Anthony Zurcher explique que Kerry a tenu à souligner qu’un président devait avant tout affirmer ceci : « Sans frontière protégée, il n’y a pas de nation. » Il aurait d’ailleurs exprimé personnellement cette inquiétude à Joe Biden à plusieurs reprises, estimant que les démocrates avaient « manqué le coche » depuis des années sur ce sujet hautement sensible.

L’interview souligne aussi que la position de Kerry ne fait pas figure d’exception isolée, mais s’inscrit dans un débat croissant au sein du Parti démocrate. Plusieurs voix s’élèvent pour affirmer que la posture trop permissive du parti en matière d’immigration aurait contribué à sa défaite dans certaines circonscriptions clés.
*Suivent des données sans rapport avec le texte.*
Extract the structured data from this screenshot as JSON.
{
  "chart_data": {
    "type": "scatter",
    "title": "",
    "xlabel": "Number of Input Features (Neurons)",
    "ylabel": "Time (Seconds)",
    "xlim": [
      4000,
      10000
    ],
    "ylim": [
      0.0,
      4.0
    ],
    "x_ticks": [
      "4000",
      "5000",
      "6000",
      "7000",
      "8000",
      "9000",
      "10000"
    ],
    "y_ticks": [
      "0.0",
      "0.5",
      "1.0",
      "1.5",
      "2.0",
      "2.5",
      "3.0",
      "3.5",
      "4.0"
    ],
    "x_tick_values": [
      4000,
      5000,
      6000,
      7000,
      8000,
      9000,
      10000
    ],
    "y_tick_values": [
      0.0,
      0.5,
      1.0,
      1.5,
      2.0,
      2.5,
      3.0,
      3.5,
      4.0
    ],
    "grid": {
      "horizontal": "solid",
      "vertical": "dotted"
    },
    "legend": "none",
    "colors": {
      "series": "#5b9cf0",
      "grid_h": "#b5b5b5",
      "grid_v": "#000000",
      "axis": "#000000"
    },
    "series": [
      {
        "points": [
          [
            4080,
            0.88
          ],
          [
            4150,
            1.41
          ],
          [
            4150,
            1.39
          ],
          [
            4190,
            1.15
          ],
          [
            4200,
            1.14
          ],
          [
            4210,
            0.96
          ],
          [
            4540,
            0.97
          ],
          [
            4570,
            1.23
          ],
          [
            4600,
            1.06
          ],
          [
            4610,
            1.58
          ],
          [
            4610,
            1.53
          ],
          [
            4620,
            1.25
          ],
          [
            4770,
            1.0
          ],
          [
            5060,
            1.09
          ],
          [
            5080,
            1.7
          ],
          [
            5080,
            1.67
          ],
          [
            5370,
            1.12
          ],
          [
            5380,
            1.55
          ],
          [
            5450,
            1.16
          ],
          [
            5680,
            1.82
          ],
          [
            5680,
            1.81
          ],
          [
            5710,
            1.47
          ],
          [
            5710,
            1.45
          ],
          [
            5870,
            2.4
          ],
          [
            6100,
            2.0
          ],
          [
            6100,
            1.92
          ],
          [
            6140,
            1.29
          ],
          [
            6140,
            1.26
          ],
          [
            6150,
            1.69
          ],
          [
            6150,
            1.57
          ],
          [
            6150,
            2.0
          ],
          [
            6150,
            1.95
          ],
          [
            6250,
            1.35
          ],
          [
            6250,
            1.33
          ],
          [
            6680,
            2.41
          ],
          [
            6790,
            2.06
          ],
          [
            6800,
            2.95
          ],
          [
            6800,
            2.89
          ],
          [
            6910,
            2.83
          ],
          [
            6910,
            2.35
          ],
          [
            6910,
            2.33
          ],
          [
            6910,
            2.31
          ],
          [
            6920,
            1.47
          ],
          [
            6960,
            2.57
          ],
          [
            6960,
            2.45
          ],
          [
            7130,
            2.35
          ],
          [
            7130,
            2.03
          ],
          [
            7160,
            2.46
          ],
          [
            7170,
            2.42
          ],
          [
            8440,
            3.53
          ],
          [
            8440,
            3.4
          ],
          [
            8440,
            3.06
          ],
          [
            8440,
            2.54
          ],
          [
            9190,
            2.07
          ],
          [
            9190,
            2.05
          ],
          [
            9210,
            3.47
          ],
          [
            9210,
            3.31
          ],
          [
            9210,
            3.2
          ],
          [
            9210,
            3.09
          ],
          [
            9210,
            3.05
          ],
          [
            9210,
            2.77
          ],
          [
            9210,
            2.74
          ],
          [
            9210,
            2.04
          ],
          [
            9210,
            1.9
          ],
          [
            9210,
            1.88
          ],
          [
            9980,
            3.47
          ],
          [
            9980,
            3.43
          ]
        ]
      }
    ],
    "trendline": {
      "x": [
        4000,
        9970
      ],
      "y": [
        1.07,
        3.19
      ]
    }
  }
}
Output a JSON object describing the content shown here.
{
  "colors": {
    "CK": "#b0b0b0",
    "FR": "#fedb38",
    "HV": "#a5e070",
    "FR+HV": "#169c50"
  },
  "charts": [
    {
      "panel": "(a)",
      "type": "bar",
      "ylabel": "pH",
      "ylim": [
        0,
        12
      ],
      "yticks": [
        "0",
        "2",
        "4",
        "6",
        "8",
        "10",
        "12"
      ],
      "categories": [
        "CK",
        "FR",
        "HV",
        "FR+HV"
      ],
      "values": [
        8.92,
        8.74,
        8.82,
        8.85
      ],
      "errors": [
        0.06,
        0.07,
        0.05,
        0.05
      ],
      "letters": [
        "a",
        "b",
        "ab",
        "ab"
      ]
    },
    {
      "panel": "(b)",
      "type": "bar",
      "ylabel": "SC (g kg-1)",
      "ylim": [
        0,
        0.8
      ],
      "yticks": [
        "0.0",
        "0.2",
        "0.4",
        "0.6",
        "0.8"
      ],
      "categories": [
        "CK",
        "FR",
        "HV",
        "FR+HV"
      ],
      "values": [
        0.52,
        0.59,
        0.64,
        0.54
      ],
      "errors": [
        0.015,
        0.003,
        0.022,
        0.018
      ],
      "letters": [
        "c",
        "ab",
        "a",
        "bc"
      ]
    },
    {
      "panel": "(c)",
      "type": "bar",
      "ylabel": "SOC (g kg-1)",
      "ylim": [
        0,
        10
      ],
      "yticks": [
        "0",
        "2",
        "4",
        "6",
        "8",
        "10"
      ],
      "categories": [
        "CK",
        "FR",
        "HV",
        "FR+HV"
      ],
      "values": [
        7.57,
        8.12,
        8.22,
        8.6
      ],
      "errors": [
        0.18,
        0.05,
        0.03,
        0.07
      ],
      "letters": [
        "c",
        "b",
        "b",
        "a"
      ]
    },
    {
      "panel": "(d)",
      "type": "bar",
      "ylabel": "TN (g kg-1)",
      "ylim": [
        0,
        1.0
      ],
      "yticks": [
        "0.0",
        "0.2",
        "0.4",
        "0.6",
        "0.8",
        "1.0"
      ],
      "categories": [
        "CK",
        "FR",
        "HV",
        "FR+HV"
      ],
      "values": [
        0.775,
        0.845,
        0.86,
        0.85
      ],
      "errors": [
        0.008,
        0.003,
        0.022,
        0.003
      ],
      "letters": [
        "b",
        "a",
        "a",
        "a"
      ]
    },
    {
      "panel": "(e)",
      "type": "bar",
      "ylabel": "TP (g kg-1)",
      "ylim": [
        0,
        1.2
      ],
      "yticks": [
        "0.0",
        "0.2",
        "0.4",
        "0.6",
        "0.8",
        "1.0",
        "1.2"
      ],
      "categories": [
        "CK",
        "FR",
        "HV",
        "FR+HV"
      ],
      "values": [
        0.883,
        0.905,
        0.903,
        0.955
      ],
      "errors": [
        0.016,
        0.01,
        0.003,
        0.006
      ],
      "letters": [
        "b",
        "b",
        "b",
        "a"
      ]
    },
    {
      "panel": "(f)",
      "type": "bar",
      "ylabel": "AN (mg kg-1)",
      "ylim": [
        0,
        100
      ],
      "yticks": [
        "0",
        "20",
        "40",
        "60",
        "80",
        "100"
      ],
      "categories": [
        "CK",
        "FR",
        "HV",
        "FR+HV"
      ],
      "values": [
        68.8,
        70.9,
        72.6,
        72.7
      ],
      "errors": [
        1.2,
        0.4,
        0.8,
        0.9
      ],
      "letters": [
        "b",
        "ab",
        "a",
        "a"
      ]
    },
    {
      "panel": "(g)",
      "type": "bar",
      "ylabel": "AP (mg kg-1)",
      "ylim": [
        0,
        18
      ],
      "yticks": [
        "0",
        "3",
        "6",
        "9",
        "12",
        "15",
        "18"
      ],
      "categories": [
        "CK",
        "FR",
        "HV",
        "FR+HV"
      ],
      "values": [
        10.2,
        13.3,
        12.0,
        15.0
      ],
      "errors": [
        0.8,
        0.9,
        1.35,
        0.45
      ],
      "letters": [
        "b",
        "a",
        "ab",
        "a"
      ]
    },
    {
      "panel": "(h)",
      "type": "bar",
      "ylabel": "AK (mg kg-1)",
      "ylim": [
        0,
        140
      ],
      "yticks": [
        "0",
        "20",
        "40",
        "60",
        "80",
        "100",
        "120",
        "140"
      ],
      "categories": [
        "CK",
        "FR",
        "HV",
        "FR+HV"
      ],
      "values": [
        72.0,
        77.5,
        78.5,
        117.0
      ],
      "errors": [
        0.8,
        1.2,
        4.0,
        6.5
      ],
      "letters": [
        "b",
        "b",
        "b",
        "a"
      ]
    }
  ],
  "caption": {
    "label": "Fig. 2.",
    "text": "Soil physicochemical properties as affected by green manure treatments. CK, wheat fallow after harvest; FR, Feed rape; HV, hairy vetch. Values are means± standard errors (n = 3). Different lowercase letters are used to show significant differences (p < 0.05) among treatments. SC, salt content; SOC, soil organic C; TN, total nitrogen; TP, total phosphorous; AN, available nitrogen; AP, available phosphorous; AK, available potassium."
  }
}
Zurcher rappelle qu’à partir de la fin du mandat de Biden, les traversées illégales à la frontière sud avaient déjà commencé à chuter, notamment après un durcissement des règles d’asile. Cette tendance s’est accentuée dans les six premiers mois du second mandat de Donald Trump, au point d’atteindre des planchers historiques. Désormais, l’administration Trump concentre ses efforts sur la déportation de migrants en situation irrégulière, y compris ceux vivant depuis longtemps aux États-Unis.

Une opération spectaculaire a eu lieu récemment à Los Angeles, dans le parc MacArthur, où des agents fédéraux armés, accompagnés de 90 membres de la Garde nationale de Californie, ont mené un raid à pied, à cheval et à bord de véhicules blindés. La maire démocrate de la ville, Karen Bass, a vivement dénoncé ce qu’elle a qualifié d’« opération militaire dans une ville américaine », l’accusant de servir un agenda politique fondé sur « la peur et la terreur ».

En réaction, huit villes californiennes, dont Los Angeles, ont intenté une poursuite contre l’administration Trump, soutenues par l’État de Californie lui-même. Le procureur général de l’État, Rob Bonta, y voit un « schéma cruel et familier d’attaques contre nos communautés immigrantes », un modus operandi qu’il attribue à une stratégie de division politique.

Mais malgré ces résistances locales, Anthony Zurcher note que la rhétorique anti-immigration semble toujours porter pour Trump. Même si les sondages montrent une baisse de son appui global, la droite estime toujours avoir l’ascendant sur cette question. Interrogé sur une proposition démocrate visant à interdire aux agents de l’immigration de cacher leur identité, Trump a répondu : « C’est ça le problème des démocrates : ils ont des idées folles dans la tête. Ils ont perdu confiance et sont devenus un peu dérangés. »

Face à cette charge, certains démocrates semblent désarmés, ou du moins divisés. La sortie de John Kerry, en ce sens, apparaît comme un signal d’alarme lancé de l’intérieur : à force de sous-estimer la puissance de l’enjeu migratoire, le parti pourrait continuer de concéder un terrain précieux à son adversaire républicain.